I adore God and seek to become godly for much the same reason I respect Logic and seek to become Logic, or love Truth and seek to become truthful. I do not even understand what it would mean to become the “equal” of truth or logic or goodness. It sounds like talking about being bigger than the Number Line. If the angels were to come and bow to me, I would tell them sharply “See thou do it not, for we are servants of one master, even God.”
I am a poet, not a magician. I seek to praise the stars in songs, to make their beauty greater. not to tear them from their places to adorn my crown of tin.
  1. (Quoting me “Do you think proud Lucifer or any of these chthonic deities will
     actually aid you? ” Since when is the Light-Bearer a “chthonic” deity?)
The Christian tradition places the Adversary in the underground regions since time beyond memory. The word used to express the name of this imp is the same as an obscure Roman deity. In any case, looking in the dictionary:
Chthonic: Of or relating to the underworld.
This is an apt description of the Lord of Hell.
Obviously, I mean my comments to be read in the context they were written. Mr. Nephilim and I were not talking about Eosphoros, the Greek deity in charge of the Morningstar.
My anonymous questioner closes his letter with a sputtering and rambling screed against Christianity, peppered with insults, and not half as good as the kind of things I used to write back when I was an atheist. Somewhere in that mass, there may be a real question lurking, which I will attempt to answer. He wants to know on what grounds I ask Mr. Nephilim to be obedient to his heavenly father?
Good question. Let me explain. There is some confusion whether Mr. Nephilim, whom we are discussing, is a Gnostic or a Satanist, or a little bit of both. Satanism is a derivative concept: unless the Satanist professes Satan to be the author of creation, the Satanist acknowledges God to be the master of this created world. He merely is in rebellion against Him. The question is what he hopes to gain by this. Mr. Nephilims express goal is to become a god and supersede the current godhead.
The logic of this is a little unclear to me. If Archimago sweeps Jehovah off His throne, won’t proud Satan just take the throne for his own? Won’t other mages be in competition for the empty throne, magicians as powerful and cunning as each other?

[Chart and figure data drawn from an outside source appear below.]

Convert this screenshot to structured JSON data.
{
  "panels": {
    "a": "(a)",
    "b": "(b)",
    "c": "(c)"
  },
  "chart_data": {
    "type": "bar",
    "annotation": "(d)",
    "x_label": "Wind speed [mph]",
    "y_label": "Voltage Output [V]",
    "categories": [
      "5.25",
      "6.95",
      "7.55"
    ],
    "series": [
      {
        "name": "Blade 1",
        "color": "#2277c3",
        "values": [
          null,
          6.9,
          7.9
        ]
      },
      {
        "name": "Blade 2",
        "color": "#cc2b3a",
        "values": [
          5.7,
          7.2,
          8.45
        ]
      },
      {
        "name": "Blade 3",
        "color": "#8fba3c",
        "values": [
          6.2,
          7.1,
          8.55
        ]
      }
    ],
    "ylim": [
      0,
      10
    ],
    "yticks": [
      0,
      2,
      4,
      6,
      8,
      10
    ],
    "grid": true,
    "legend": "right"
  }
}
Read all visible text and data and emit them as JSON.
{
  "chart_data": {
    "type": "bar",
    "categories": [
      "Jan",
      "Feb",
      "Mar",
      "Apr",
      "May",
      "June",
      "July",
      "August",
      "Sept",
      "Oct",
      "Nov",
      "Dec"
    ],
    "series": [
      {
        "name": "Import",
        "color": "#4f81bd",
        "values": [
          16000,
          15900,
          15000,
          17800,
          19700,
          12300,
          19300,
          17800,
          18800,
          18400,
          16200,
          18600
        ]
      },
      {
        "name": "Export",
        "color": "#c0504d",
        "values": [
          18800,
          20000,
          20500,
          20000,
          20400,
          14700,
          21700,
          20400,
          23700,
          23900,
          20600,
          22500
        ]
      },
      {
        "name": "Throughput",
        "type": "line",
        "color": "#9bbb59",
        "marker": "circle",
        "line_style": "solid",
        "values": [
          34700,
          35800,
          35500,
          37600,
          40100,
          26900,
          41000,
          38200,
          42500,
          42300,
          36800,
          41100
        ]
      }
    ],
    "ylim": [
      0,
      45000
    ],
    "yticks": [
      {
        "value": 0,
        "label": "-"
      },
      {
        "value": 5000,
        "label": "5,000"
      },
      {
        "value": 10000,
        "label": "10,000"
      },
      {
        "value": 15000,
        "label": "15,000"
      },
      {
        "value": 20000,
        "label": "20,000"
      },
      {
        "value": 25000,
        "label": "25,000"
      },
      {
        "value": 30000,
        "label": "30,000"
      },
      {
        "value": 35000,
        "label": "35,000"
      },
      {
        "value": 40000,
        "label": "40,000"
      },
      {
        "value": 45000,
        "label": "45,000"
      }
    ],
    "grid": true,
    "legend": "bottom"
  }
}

So the question still becomes, if you, O practitioner of the Dark Arts, seek to become as God and have the power of God, why not practice the virtues of God?
If He is not your father, on what grounds do you think you are in line to inherit His throne? If He is your father, why are your not His good and faithful son?
You will inherit the Kingdom with us, if you come with us. What? Does the prize only have value in your eyes if you steal it? Would you refuse to marry a woman who loves you only unless you rape her?
Now, I would never ask any such questions to an atheist or an agnostic, since they do not believe God and Satan exist. But here is a man who does think they exist, even if he thinks God is Iadalboath.


I have yet to meet the Gnostic whose plan to usurp the secret mastery of the universe is by being as meek and mild and Jesus Christ, mute before his accusers, and willing to perish in disgrace so that others might live. These ambitious magicians seem to think the proud shall be exulted and the meek be humbled: we Christians believe the opposite.
In any case, the magician who seeks to be enthroned as a god should pause to consider that no river rises above its fountainhead. Whatever the sources of power are from which the mage hopes to derive his magical power, he cannot be greater than: not even cloud-gathering Zeus could fight Ate, necessity, or the cold-hearted Fates. All Zeus managed to do was to end the Golden Age over which kind Saturn reigned. Neither can Odin fight the Nornir: he is still fated to perish in the jaws of Fenrir.
I don’t understand the ambition to be a god like this. Myself, if I was condemned to be a god, I would pick Prometheus, who, for all this pain, delivered good to mankind, even though no temple honors him, and no sacrifice smokes for him.